4 de fevereiro de 2026, às 12h32

Nove prisioneiros palestinos libertados pelas forças israelenses são transferidos para o Hospital dos Mártires de Al-Aqsa pelo Comitê Internacional da Cruz Vermelha, em Deir al-Balah, Gaza, em 3 de fevereiro de 2026. [Captura de tela/AA]

Israel libertou mais nove palestinos, incluindo uma mulher, da Faixa de Gaza após meses de detenção ilegal na terça-feira, segundo a Anadolu.

Os prisioneiros libertados foram transportados pelo Comitê Internacional da Cruz Vermelha (CICV) para o Hospital dos Mártires de Al-Aqsa, na cidade de Deir al-Balah, para exames médicos.

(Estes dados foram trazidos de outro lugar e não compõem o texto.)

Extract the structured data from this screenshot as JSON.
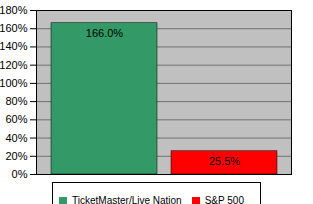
{
  "chart_data": {
    "type": "bar",
    "categories": [
      "TicketMaster/Live Nation",
      "S&P 500"
    ],
    "values": [
      166.0,
      25.5
    ],
    "value_labels": [
      "166.0%",
      "25.5%"
    ],
    "colors": [
      "#339966",
      "#ff0000"
    ],
    "ylim": [
      0,
      180
    ],
    "yticks": [
      {
        "value": 0,
        "label": "0%"
      },
      {
        "value": 20,
        "label": "20%"
      },
      {
        "value": 40,
        "label": "40%"
      },
      {
        "value": 60,
        "label": "60%"
      },
      {
        "value": 80,
        "label": "80%"
      },
      {
        "value": 100,
        "label": "100%"
      },
      {
        "value": 120,
        "label": "120%"
      },
      {
        "value": 140,
        "label": "140%"
      },
      {
        "value": 160,
        "label": "160%"
      },
      {
        "value": 180,
        "label": "180%"
      }
    ],
    "grid": true,
    "data_labels": true,
    "legend": "bottom",
    "tick_labels": "y"
  }
}
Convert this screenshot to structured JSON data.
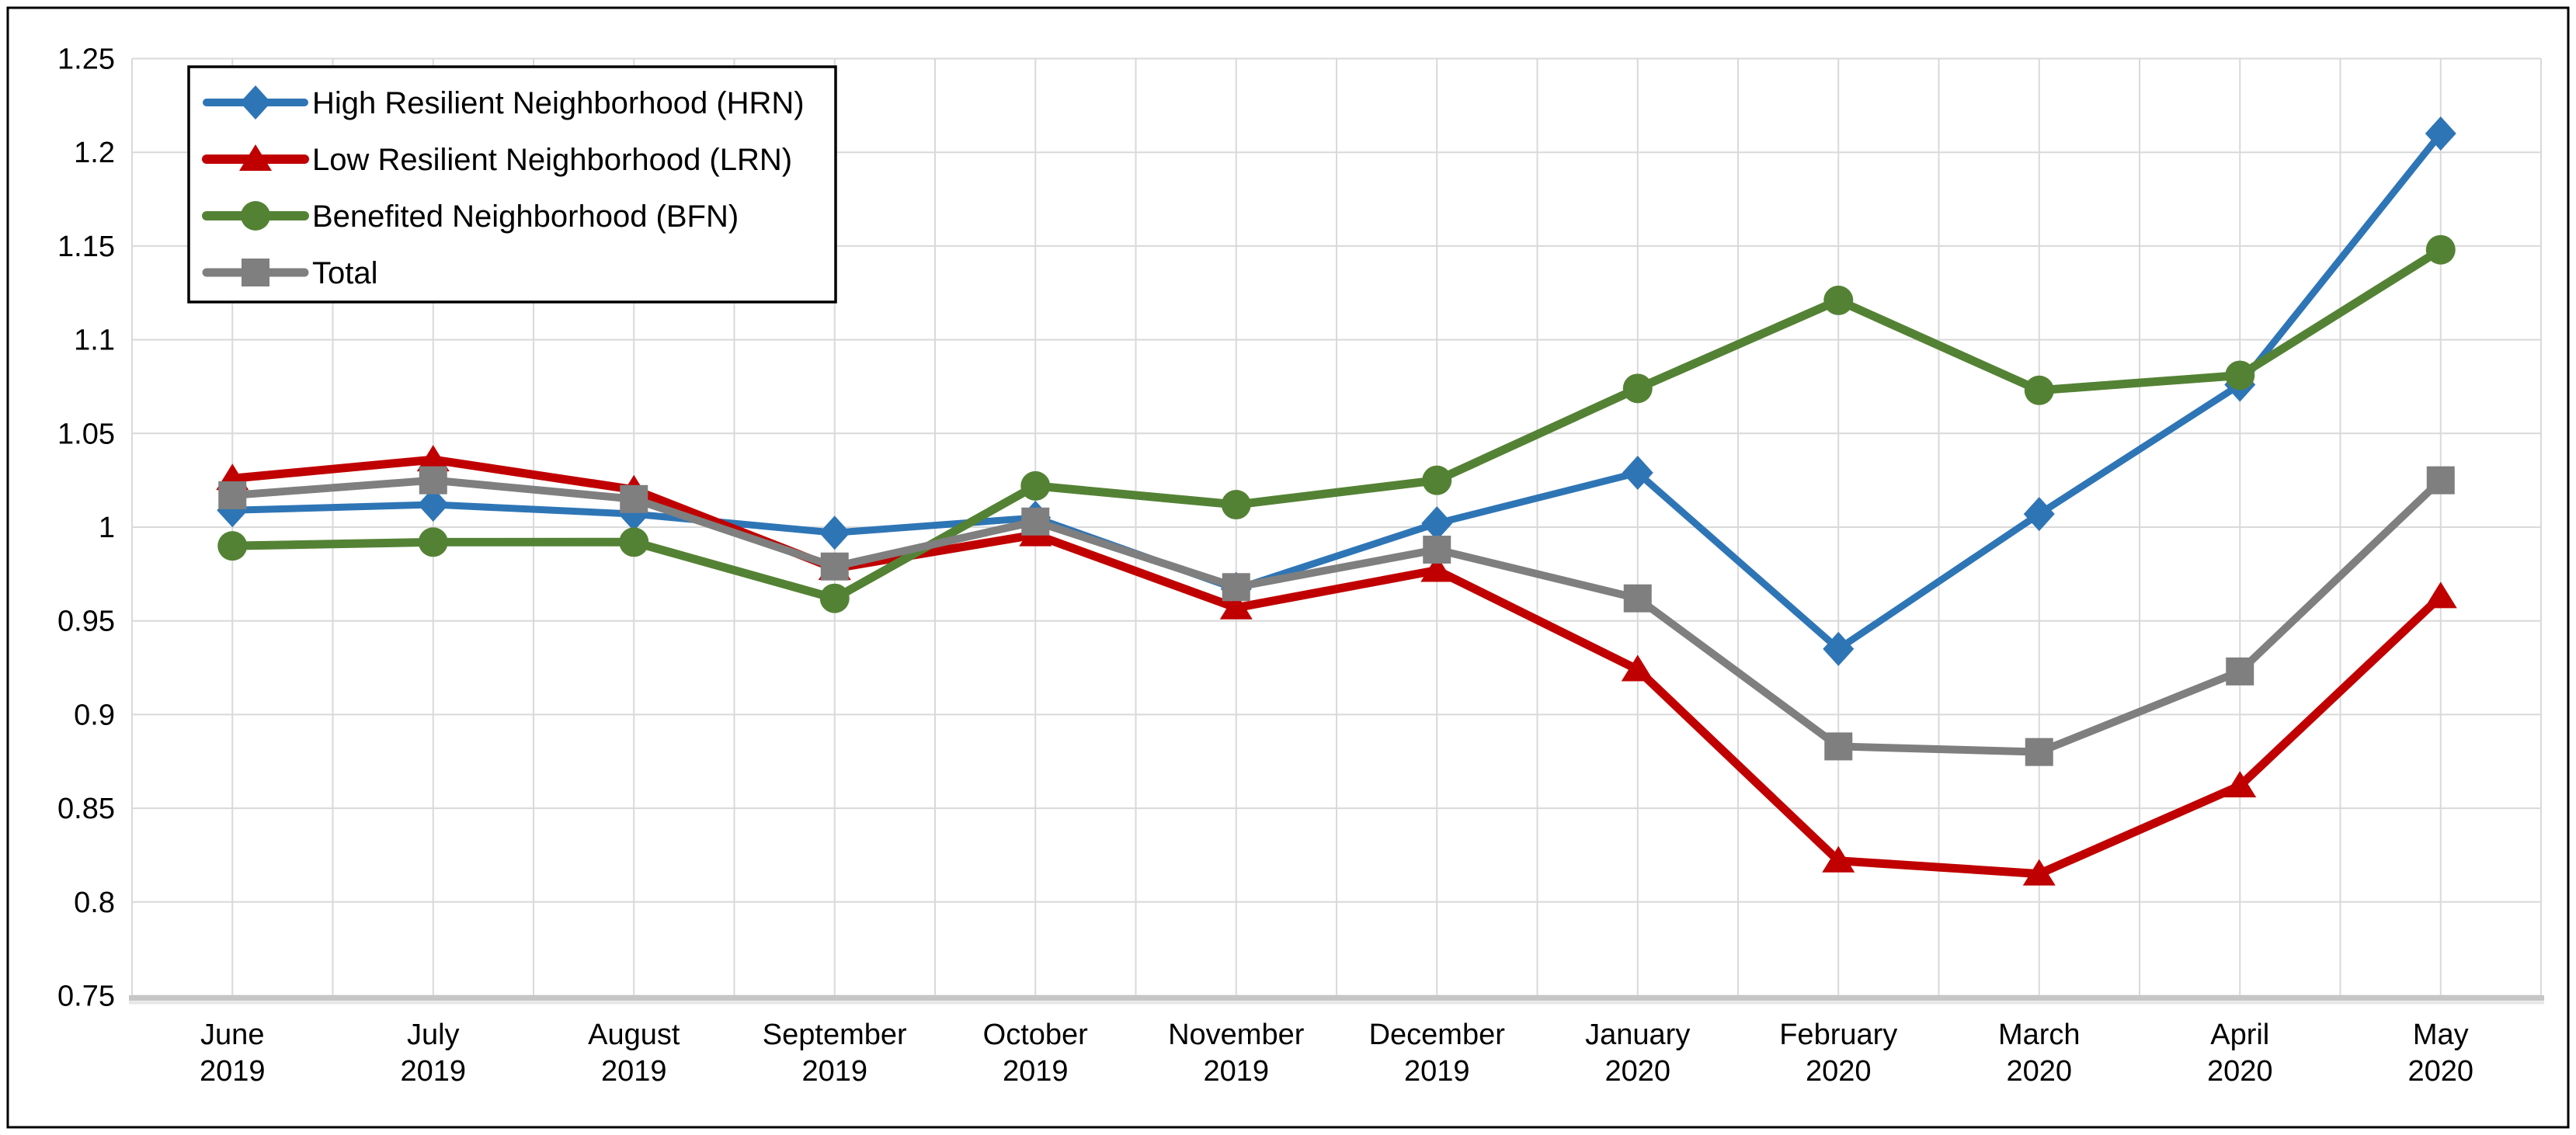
{
  "chart_data": {
    "type": "line",
    "title": "",
    "categories": [
      "June 2019",
      "July 2019",
      "August 2019",
      "September 2019",
      "October 2019",
      "November 2019",
      "December 2019",
      "January 2020",
      "February 2020",
      "March 2020",
      "April 2020",
      "May 2020"
    ],
    "categories_line1": [
      "June",
      "July",
      "August",
      "September",
      "October",
      "November",
      "December",
      "January",
      "February",
      "March",
      "April",
      "May"
    ],
    "categories_line2": [
      "2019",
      "2019",
      "2019",
      "2019",
      "2019",
      "2019",
      "2019",
      "2020",
      "2020",
      "2020",
      "2020",
      "2020"
    ],
    "series": [
      {
        "key": "hrn",
        "name": "High Resilient Neighborhood (HRN)",
        "color": "#2E75B6",
        "marker": "diamond",
        "line_width": 9,
        "values": [
          1.009,
          1.012,
          1.007,
          0.997,
          1.005,
          0.967,
          1.002,
          1.029,
          0.935,
          1.007,
          1.076,
          1.21
        ]
      },
      {
        "key": "lrn",
        "name": "Low Resilient Neighborhood (LRN)",
        "color": "#C00000",
        "marker": "triangle",
        "line_width": 11,
        "values": [
          1.026,
          1.036,
          1.02,
          0.978,
          0.996,
          0.957,
          0.977,
          0.924,
          0.822,
          0.815,
          0.862,
          0.963
        ]
      },
      {
        "key": "bfn",
        "name": "Benefited Neighborhood (BFN)",
        "color": "#548235",
        "marker": "circle",
        "line_width": 11,
        "values": [
          0.99,
          0.992,
          0.992,
          0.962,
          1.022,
          1.012,
          1.025,
          1.074,
          1.121,
          1.073,
          1.081,
          1.148
        ]
      },
      {
        "key": "total",
        "name": "Total",
        "color": "#7F7F7F",
        "marker": "square",
        "line_width": 10,
        "values": [
          1.017,
          1.025,
          1.015,
          0.979,
          1.003,
          0.968,
          0.988,
          0.962,
          0.883,
          0.88,
          0.923,
          1.025
        ]
      }
    ],
    "ylim": [
      0.75,
      1.25
    ],
    "ytick_step": 0.05,
    "ytick_labels": [
      "1.25",
      "1.2",
      "1.15",
      "1.1",
      "1.05",
      "1",
      "0.95",
      "0.9",
      "0.85",
      "0.8",
      "0.75"
    ],
    "legend_position": "top-left-inside",
    "grid": {
      "horizontal": true,
      "vertical": true,
      "color": "#D9D9D9",
      "axis_line_color": "#C6C6C6"
    },
    "frame_color": "#000000",
    "background": "#FFFFFF"
  }
}
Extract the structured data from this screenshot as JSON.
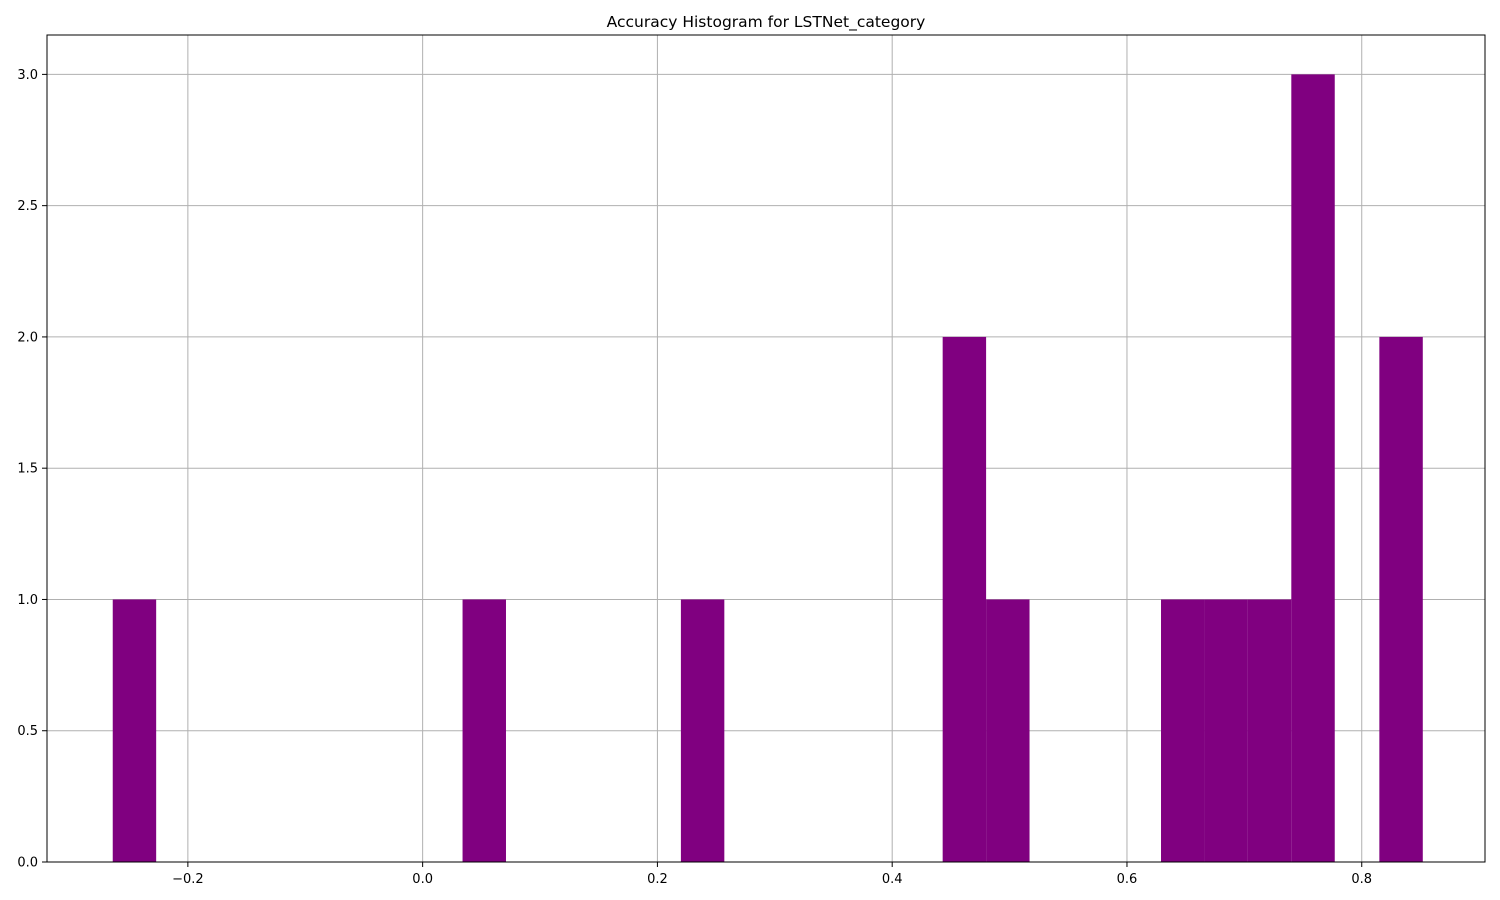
{
  "chart_data": {
    "type": "bar",
    "title": "Accuracy Histogram for LSTNet_category",
    "xlabel": "",
    "ylabel": "",
    "xlim": [
      -0.32,
      0.905
    ],
    "ylim": [
      0,
      3.15
    ],
    "x_ticks": [
      -0.2,
      0.0,
      0.2,
      0.4,
      0.6,
      0.8
    ],
    "x_tick_labels": [
      "−0.2",
      "0.0",
      "0.2",
      "0.4",
      "0.6",
      "0.8"
    ],
    "y_ticks": [
      0.0,
      0.5,
      1.0,
      1.5,
      2.0,
      2.5,
      3.0
    ],
    "y_tick_labels": [
      "0.0",
      "0.5",
      "1.0",
      "1.5",
      "2.0",
      "2.5",
      "3.0"
    ],
    "grid": true,
    "bar_color": "#800080",
    "bins": [
      {
        "x0": -0.264,
        "x1": -0.227,
        "count": 1
      },
      {
        "x0": 0.034,
        "x1": 0.071,
        "count": 1
      },
      {
        "x0": 0.22,
        "x1": 0.257,
        "count": 1
      },
      {
        "x0": 0.443,
        "x1": 0.48,
        "count": 2
      },
      {
        "x0": 0.48,
        "x1": 0.517,
        "count": 1
      },
      {
        "x0": 0.629,
        "x1": 0.666,
        "count": 1
      },
      {
        "x0": 0.666,
        "x1": 0.703,
        "count": 1
      },
      {
        "x0": 0.703,
        "x1": 0.74,
        "count": 1
      },
      {
        "x0": 0.74,
        "x1": 0.777,
        "count": 3
      },
      {
        "x0": 0.815,
        "x1": 0.852,
        "count": 2
      }
    ]
  }
}
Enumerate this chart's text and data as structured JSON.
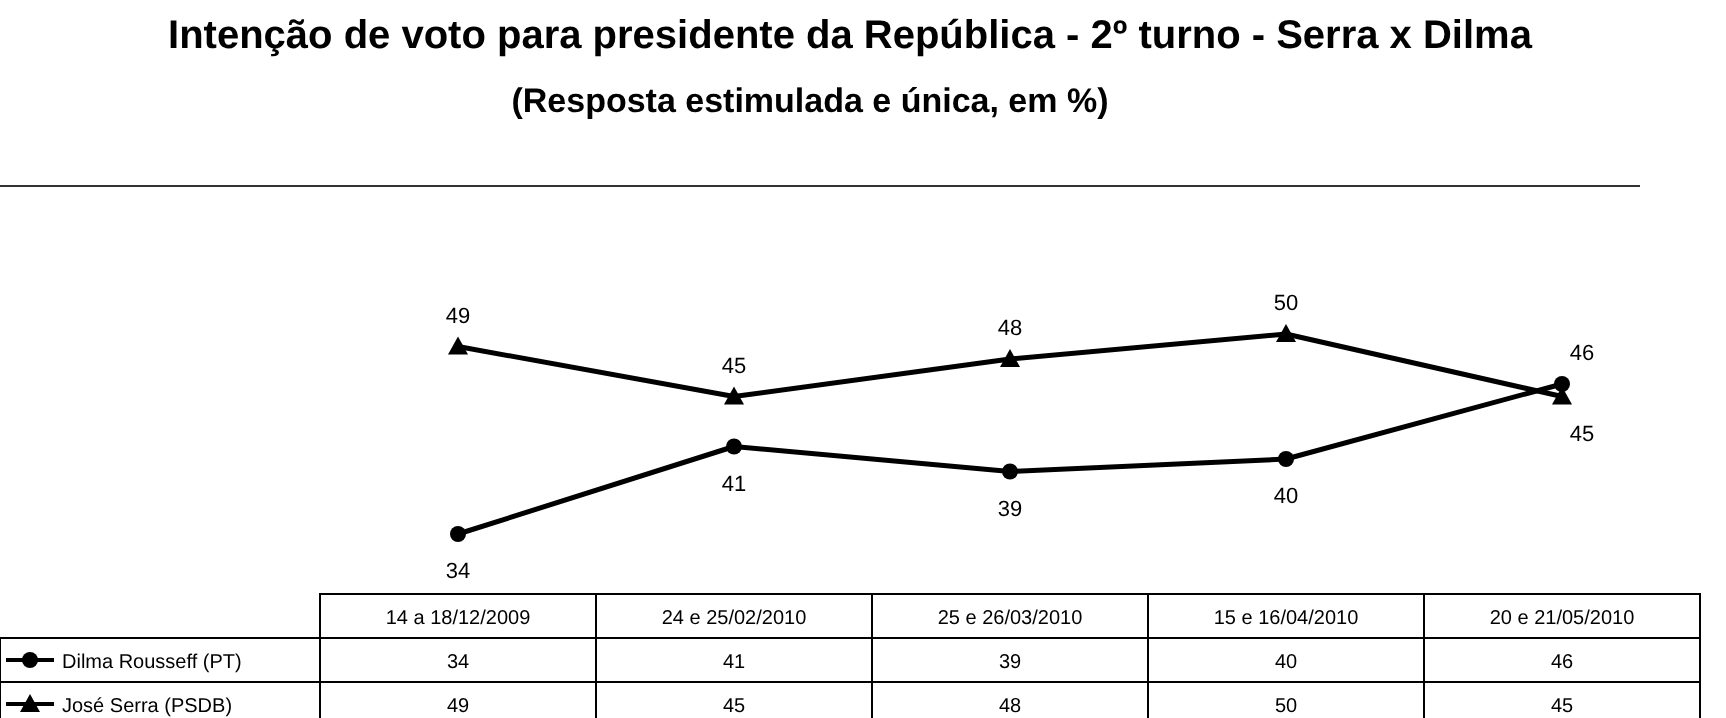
{
  "chart_data": {
    "type": "line",
    "title": "Intenção de voto para presidente da República - 2º turno - Serra x Dilma",
    "subtitle": "(Resposta estimulada e única, em %)",
    "categories": [
      "14 a 18/12/2009",
      "24 e 25/02/2010",
      "25 e 26/03/2010",
      "15 e 16/04/2010",
      "20 e 21/05/2010"
    ],
    "series": [
      {
        "name": "Dilma Rousseff (PT)",
        "color": "#000000",
        "marker": "circle",
        "values": [
          34,
          41,
          39,
          40,
          46
        ],
        "value_labels": [
          "34",
          "41",
          "39",
          "40",
          "46"
        ]
      },
      {
        "name": "José Serra (PSDB)",
        "color": "#000000",
        "marker": "triangle",
        "values": [
          49,
          45,
          48,
          50,
          45
        ],
        "value_labels": [
          "49",
          "45",
          "48",
          "50",
          "45"
        ]
      }
    ],
    "annotations": [
      "34",
      "41",
      "39",
      "40",
      "46",
      "49",
      "45",
      "48",
      "50",
      "45"
    ],
    "legend": "bottom",
    "grid": false,
    "line_style": "solid"
  }
}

Em declarações à imprensa, a porta-voz do CICV em Gaza, Emani Nauk, afirmou que a organização não tem conseguido ter acesso a palestinos detidos em prisões israelenses desde outubro de 2023 e pediu informações sobre o paradeiro e o destino de todos os cativos, bem como a retomada do acesso aos centros de detenção.

Palestinos libertados anteriormente de prisões israelenses apresentaram sinais de abuso, desnutrição grave e ferimentos compatíveis com tortura, segundo profissionais de saúde e organizações de direitos humanos.

As libertações fazem parte de ações israelenses esporádicas envolvendo palestinos detidos em Gaza, que foram mantidos por meses em prisões israelenses sem o cumprimento de padrões humanitários mínimos, de acordo com depoimentos documentados de ex-detentos e organizações de direitos humanos.

Ex-detentos relataram que muitos dos libertados sofrem de desnutrição e ferimentos causados ​​por graves abusos físicos durante a detenção.

Segundo a Comissão Palestina para Assuntos de Detidos e a Sociedade Palestina de Prisioneiros, Israel matou mais de 100 prisioneiros e detidos desde o início do genocídio em Gaza, com a identidade de 87 já divulgada, enquanto dezenas de detidos de Gaza que morreram sob custódia foram vítimas de desaparecimento forçado.

Relatórios palestinos, israelenses e internacionais têm alertado repetidamente sobre a tortura de palestinos em prisões israelenses, incluindo espancamentos severos, negligência médica, inanição e agressão sexual.

Detidos palestinos libertados recentemente também relataram tortura sistemática e casos de estupro, apresentando-se emaciados e alguns com sintomas de doenças mentais devido aos abusos sofridos.